Monday, 11th July, 2011.
From Gouvia marina Jim and I took the bus into Corfu town centre for two reasons. One to check out the buses to and from the airport for arriving friends and secondly to find a Vodafone shop to sort out a new USB stick for the computer. The buses were no problem but on speaking with Vodafone they wanted 60 euros a month for a connection. We tried two other suppliers to no avail. We have managed the last two days to use the notebook at the cafe but it would be easier to be able to use it on Ariel especially for the weather reports. When we return to Corfu town we will have to bite the bullet and pay for the honour now we have got use to the idea.
Everything we have seen of Corfu is very nice. Corfu town was no exception. Corfu is the name by which we tourists know the island but the Greeks call it Kerkyra. It has a lush green landscape and the bays have lots of villa’s dotted in the hills together with hotel complexes. 75% of visitors to Corfu are British and it is not surprising most of the people you speak to can converse in English. Corfu town is on the east coast and looks across to the borders of Albania and Greece on the mainland.
Corfu started out life as a colony of Corinth, the first settlers arrived in 734 BC. The island played little part in the rise of Athens or the defeat but Corfu saw a succession of rulers but it was always on the fringes of the Hellenic world. The island came under Roman rule in 220 BC when Emperor Augustus made it his base prior to the battle of Actium. Nero is said to have dropped in about 67 AD. Corfu over the years never saw Turkish rule although the island was raided and besieged in 1537 when 20,000 inhabitants were carried off into slavery. In 1716, Saint Spiridon, Corfu’s patron saint saved the day by bringing on a rainstorm in August. Every year on the 11th August Corfu celebrates this day. It is also documented that about every fourth male born on the island is named after the saint.
The arrival of Napoleon in 1797 saw the end of Venetian rule and in came a period of unstable French rule.

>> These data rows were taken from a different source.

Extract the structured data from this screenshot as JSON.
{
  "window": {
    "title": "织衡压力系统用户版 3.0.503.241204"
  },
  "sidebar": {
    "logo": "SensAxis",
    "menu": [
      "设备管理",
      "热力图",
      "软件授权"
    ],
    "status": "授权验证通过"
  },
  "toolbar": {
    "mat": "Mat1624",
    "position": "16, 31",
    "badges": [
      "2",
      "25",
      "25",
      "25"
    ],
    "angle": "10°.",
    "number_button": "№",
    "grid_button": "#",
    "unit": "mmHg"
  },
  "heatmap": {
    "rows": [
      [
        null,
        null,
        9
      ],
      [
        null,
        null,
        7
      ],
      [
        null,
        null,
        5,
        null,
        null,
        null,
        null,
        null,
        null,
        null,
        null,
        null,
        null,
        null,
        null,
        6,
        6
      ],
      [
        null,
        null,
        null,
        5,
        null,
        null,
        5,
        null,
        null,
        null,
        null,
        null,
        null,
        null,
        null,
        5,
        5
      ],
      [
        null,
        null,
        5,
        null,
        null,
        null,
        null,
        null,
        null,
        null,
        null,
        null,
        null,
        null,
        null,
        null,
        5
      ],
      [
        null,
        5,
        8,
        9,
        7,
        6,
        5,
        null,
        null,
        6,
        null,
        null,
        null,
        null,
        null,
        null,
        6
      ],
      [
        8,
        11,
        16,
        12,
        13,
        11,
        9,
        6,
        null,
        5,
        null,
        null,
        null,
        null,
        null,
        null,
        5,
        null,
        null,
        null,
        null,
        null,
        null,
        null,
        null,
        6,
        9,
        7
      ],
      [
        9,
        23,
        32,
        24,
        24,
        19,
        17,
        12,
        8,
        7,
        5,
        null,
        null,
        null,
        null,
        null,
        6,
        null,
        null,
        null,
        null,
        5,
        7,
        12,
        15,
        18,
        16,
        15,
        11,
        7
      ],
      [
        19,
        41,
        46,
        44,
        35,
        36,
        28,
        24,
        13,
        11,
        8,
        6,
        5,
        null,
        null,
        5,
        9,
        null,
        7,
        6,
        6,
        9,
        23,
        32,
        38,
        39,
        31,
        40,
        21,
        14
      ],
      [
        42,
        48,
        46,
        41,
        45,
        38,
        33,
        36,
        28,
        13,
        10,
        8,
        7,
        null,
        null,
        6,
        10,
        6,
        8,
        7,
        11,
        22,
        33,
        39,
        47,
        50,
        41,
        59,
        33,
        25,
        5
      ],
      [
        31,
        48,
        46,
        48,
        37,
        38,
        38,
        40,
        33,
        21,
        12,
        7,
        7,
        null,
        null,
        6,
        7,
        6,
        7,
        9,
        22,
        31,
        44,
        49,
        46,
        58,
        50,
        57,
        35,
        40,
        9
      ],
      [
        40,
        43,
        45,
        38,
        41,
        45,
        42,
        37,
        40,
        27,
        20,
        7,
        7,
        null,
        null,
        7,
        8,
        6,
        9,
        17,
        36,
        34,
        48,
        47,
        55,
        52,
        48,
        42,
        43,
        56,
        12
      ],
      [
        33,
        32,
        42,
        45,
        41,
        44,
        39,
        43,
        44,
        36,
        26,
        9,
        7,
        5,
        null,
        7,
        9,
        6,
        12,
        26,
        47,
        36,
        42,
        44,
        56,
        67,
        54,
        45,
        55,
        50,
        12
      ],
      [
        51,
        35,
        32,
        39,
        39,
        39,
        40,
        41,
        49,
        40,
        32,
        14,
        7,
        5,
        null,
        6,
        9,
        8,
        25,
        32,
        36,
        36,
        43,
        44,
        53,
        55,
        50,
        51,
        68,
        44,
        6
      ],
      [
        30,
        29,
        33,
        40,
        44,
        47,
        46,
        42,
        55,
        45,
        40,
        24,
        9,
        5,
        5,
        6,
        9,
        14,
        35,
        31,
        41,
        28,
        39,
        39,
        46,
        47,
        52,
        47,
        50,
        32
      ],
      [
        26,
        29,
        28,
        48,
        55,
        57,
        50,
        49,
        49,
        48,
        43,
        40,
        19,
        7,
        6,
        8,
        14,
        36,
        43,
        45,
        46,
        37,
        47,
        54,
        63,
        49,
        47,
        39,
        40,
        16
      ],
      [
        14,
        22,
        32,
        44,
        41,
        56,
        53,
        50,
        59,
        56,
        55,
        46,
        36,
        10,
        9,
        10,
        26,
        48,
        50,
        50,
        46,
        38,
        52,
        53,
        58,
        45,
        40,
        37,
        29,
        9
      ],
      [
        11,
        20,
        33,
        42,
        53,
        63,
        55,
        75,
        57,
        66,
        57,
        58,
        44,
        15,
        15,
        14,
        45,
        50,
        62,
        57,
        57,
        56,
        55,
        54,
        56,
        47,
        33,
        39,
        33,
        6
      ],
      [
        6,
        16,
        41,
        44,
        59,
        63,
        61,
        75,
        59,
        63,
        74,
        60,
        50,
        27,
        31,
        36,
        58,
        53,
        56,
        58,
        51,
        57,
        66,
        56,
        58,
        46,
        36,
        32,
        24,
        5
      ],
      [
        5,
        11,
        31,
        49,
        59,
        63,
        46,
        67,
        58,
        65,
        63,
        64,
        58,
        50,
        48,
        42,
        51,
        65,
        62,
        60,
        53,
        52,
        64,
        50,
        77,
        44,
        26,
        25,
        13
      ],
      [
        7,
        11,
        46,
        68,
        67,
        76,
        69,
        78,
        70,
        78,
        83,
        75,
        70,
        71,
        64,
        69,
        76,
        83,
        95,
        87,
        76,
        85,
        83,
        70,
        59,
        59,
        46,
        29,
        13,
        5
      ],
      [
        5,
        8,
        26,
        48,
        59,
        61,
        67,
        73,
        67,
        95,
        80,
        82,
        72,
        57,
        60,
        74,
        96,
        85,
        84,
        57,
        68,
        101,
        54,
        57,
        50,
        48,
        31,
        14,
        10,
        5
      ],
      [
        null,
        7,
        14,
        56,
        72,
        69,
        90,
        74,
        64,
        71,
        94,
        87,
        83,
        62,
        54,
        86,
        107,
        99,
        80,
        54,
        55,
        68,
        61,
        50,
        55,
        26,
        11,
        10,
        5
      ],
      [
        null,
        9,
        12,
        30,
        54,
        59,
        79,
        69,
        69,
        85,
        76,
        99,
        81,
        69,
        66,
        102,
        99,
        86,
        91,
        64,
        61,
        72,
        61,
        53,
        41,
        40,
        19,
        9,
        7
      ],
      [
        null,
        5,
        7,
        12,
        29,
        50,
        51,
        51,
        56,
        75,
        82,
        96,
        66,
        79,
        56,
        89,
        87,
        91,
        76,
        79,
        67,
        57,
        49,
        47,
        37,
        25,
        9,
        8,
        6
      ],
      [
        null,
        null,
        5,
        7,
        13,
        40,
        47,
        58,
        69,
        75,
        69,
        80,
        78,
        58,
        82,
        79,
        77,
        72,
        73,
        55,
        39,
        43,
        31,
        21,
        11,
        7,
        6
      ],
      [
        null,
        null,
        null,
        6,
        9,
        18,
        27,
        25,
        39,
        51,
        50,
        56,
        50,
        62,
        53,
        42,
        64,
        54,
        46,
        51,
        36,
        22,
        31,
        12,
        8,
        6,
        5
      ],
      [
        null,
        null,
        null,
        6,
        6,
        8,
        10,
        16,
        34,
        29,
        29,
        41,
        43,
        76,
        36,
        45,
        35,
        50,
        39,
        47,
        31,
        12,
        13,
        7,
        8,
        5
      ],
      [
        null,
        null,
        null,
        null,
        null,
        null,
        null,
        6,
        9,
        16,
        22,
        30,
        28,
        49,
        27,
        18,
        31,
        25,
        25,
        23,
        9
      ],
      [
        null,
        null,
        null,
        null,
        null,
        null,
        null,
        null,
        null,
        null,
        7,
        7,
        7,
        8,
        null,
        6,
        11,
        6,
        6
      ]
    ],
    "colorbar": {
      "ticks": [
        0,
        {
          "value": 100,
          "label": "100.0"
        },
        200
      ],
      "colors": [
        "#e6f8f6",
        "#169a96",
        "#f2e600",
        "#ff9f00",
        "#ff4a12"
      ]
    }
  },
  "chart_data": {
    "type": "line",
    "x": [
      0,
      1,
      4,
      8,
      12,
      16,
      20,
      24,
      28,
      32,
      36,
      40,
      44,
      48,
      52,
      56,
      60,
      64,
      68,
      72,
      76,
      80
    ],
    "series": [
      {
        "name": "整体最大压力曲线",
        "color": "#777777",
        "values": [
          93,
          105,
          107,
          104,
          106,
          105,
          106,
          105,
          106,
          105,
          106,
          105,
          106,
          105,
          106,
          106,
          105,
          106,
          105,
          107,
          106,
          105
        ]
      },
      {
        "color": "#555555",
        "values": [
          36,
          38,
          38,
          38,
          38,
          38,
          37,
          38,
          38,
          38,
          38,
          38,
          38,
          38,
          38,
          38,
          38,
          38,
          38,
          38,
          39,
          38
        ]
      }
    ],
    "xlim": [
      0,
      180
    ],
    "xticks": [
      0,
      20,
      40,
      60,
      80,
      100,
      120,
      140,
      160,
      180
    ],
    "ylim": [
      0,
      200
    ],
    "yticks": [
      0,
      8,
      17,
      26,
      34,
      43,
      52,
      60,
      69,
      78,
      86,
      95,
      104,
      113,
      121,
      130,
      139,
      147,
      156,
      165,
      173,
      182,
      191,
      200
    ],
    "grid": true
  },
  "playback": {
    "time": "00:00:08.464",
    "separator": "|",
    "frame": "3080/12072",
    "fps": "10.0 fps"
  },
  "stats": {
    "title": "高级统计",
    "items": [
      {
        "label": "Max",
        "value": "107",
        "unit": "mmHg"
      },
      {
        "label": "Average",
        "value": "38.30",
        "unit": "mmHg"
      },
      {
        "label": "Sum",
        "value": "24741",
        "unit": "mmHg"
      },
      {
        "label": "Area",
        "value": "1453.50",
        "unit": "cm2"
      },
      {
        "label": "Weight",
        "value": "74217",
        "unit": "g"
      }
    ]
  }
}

The British took over Corfu between 1815 and 1864 when control was given to the new Greek state.
There are colonial houses in the town of French and British Georgian buildings with two huge fortresses, a cricket pitch in front of the Royal Palace which now houses Chinese and Japanese porcelain and bronzes. There are many museums in the town with something for everyone such as the Archaeological Museum which houses sculptures from the Temple of Artemis 580 BC.
We enjoyed the side alleys and all the little shops. As it was so hot we stopped at a restaurant overlooking the bay for lunch. It was a marvellous place to stop and we enjoyed a lovely Greek salad before making our way back through Corfu town to the bus stop.